De la fin des années 50 jusqu'aux années 60, de nombreux Charentais et quelques Vendéens arrivent au Vivier. La famille Salardaine est pionnière et les autres suivent rapidement.

La première marée en Janvier 1958

 

Nous sommes le 18 janvier 1958, les pionniers charentais font leur première marée dans la Baie. Il faut se rendre sur le port du Vivier pour les voir partir car ils rejoignent les bouchots avec des bateaux ramenés de chez eux : les pinasses. Cela peut paraître incroyable pour l'époque mais le  "Brise Lames" de Jean et  le "Trait d'Union" de Roger sont arrivés de Charron par train à la gare de Saint-Malo en convoi exceptionnel ! Les bateaux ont ensuite été transbordés dans les bassins du port malouin puis ont rejoint le Vivier par la mer ! Celui de Marcel, "Gazette", arrivera un an plus tard par la route. Puis viendra le "Jouet des Flots" de Paul. On leur a relevé les bordées pour s'adapter à la houle bretonne.

 

 

 

Gazette

Ce 18 janvier, Roger, Jean, Marcel et les autres emmènent une centaine de pieux vers les concessions qu'ils ont récupérées à Cherrueix sur les bouchots abandonnés par des producteurs locaux. Chacun a récupéré trois  lignes de 100 m et il va falloir planter 200 pieux par ligne !

Pas facile de partir vers 6 h du matin quand le jour n'est pas encore levé et qu'il faut rejoindre un espace que l'on ne connait pas.

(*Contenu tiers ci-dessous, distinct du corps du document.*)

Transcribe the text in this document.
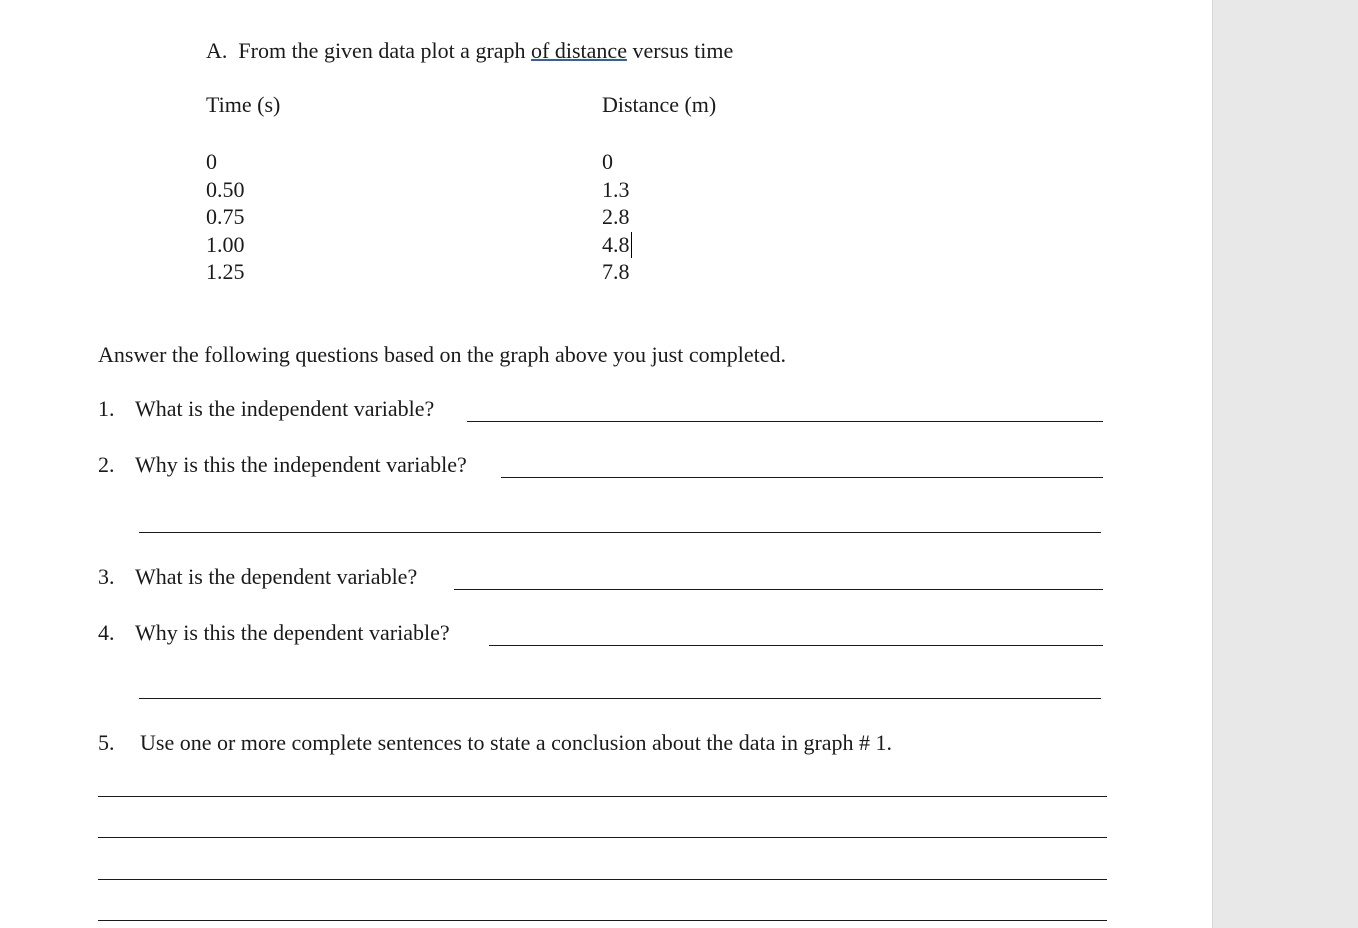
A. From the given data plot a graph of distance versus time
Time (s)	Distance (m)
0
0.50
0.75
1.00
1.25
0
1.3
2.8
4.8
7.8
Answer the following questions based on the graph above you just completed.
1. What is the independent variable?
2. Why is this the independent variable?
3. What is the dependent variable?
4. Why is this the dependent variable?
5. Use one or more complete sentences to state a conclusion about the data in graph # 1.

Les deux bateaux suivent le Guyoult au "pifomètre" puis atteignent la mer comme ils peuvent ! Au bout de quelques marées et d'une plus grande expérience,  la route sera plus facile évidemment...

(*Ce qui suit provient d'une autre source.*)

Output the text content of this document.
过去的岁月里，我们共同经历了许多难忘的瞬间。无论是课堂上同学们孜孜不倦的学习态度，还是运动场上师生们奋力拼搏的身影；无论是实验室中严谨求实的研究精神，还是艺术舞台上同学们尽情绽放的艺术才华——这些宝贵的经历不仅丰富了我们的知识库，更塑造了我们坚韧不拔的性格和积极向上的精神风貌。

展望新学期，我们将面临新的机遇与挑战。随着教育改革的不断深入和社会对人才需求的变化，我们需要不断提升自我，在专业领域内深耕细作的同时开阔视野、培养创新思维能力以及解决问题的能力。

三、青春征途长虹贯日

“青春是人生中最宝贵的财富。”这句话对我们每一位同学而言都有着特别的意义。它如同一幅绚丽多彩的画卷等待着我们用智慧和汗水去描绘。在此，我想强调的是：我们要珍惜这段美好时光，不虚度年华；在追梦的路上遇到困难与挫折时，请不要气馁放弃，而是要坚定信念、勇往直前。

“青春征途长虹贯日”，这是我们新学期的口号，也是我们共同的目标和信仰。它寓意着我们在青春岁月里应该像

Très vite les premières moules de Charron sont disposées sur les bouchots et ça pousse !

Quelques mois plus tard ils commencent le travail sur les nouvelles concessions : 48 kms de bouchots composés de 6 lignes de 100 m alignées les unes à côté des autres, c'est à dire 480 lignes. Il faudra 6 ans pour planter les 96 000 pieux car chaque ligne en compte 200.

Roger, Jean, Marcel, Georges, Paul, Claude, Yves, Jacky, Jean-Pierre puis Gérard   débutent donc ensemble l'aventure aidés par quelques employés locaux comme Jean Claude Minois, Jean-Claude Montier ou Philippe Turpin.

 

 

De nouvelles techniques et de nouveaux outils

 

Ce n'est pas 20 pieux que l'on met en une journée avec les charentais, c'est 120 voire plus ! En effet ils travaillent avec une motopompe : le pieu de 4 m tenu verticalement est dégagé à sa base par le puissant refoulement d'eau de mer propulsé par la motopompe. Avec la pression du jet d'eau dans la vase, le sol se creuse, le pieu s'enfonce de lui-même sous l'effet de son poids avec moins d'effort. La moitié du pieu se trouve donc sous la vase.

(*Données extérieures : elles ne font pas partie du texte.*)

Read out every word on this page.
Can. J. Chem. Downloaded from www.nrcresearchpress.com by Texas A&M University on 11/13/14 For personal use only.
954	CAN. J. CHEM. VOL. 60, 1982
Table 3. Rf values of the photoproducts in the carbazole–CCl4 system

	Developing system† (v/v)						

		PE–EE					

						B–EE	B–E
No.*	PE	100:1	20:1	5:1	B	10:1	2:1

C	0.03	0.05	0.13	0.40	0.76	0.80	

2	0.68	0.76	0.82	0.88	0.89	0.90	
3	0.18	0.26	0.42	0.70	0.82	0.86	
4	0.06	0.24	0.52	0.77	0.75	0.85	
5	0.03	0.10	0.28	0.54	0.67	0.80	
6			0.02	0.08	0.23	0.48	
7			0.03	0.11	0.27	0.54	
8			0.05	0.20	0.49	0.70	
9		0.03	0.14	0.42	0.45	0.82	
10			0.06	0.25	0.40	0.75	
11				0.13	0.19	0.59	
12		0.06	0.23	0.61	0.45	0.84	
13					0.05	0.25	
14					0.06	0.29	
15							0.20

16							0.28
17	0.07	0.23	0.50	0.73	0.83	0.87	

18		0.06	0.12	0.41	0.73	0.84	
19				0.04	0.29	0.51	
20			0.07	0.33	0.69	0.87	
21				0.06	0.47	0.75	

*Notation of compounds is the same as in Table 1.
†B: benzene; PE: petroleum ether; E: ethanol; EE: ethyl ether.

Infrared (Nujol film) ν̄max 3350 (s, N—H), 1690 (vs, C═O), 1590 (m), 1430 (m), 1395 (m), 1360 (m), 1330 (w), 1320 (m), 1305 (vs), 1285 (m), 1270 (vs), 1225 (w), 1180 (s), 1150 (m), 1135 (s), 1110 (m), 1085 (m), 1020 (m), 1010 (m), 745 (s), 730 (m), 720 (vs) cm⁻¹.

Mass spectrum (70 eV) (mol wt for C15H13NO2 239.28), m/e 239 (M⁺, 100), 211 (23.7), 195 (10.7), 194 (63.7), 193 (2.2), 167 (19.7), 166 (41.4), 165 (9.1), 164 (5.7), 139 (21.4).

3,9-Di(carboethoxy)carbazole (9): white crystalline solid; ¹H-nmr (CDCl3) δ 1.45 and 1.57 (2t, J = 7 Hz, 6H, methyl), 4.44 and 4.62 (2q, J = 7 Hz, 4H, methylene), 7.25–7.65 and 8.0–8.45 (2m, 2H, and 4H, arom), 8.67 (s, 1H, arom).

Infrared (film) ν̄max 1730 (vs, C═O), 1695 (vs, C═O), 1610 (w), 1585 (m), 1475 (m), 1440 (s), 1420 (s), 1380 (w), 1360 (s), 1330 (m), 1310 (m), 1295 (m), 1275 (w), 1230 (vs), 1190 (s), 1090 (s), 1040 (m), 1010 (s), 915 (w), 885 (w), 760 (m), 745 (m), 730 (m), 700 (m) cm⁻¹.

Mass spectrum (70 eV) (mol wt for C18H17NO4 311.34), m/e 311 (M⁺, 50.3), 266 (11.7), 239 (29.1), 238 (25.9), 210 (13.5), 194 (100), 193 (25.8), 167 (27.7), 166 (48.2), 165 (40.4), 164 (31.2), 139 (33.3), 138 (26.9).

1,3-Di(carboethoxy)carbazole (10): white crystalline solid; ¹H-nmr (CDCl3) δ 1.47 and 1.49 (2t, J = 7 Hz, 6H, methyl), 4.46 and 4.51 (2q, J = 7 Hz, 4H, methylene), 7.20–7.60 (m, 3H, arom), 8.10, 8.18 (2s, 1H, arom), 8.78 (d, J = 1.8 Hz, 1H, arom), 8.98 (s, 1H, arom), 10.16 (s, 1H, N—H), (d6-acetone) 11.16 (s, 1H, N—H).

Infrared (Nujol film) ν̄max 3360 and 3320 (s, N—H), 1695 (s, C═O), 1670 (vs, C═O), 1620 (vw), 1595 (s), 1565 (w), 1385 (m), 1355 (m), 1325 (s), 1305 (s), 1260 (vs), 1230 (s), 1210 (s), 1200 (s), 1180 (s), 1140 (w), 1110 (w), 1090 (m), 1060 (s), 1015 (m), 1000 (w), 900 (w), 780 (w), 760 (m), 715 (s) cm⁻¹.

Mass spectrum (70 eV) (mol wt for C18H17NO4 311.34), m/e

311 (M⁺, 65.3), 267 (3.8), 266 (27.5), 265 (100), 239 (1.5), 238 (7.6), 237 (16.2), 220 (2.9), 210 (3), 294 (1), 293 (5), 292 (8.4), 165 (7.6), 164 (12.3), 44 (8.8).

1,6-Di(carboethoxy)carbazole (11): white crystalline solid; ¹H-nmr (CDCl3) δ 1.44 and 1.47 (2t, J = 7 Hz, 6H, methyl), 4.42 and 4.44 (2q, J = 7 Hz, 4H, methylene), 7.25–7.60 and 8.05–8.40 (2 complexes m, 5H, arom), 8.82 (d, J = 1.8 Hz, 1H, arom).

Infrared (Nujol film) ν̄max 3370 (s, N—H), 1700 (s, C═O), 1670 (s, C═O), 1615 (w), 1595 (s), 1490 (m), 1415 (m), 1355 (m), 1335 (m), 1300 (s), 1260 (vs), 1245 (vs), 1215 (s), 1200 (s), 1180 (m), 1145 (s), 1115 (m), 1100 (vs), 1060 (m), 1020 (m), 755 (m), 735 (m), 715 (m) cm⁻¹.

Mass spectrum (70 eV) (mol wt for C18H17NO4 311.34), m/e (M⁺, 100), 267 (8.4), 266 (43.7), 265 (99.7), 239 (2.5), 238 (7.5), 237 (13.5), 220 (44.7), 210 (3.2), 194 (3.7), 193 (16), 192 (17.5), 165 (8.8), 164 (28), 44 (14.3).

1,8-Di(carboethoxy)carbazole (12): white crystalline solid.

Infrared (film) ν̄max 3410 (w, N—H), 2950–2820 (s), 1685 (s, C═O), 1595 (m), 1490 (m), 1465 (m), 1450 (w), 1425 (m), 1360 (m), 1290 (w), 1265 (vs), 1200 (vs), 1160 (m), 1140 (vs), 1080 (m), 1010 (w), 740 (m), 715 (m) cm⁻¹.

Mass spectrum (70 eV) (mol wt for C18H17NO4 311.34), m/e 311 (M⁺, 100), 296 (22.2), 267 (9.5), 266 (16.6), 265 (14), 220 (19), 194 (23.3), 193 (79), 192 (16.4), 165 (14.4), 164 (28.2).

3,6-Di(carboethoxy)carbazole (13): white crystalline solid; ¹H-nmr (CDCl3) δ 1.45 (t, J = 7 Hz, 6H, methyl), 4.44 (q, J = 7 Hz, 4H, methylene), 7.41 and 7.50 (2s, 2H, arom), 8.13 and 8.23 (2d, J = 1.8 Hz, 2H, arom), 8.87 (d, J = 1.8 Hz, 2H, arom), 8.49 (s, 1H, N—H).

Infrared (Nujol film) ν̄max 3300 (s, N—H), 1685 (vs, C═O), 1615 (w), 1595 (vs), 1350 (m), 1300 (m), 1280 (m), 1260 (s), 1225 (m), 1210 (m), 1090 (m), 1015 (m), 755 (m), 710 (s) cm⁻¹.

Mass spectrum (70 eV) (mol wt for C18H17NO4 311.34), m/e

Mais il faut quand même affûter les pieux  à la hache que l'on va chercher en camion à Charron avant que le chemin de fer ne prenne la relève.

C'est un camion construit sur mesure en 1957 : un Unic rouge. Pour l'acheter, Roger a obtenu en prêt de la maison Changeux les 20 000 francs nécessaires. Ainsi les premières moules récoltées seront commercialisées en partie par ce grossiste implanté aux Halles à Paris. Les pieux en sapin vont être rapidement abandonnés car ils sont trop légers et  parfois emportés par la mer. On privilégie le chêne noir de Dordogne avec son écorce rugueuse qui permet aux moules de s'accrocher et dont le bois dur peut résister plusieurs années. Il est aussi plus flexible face à la houle.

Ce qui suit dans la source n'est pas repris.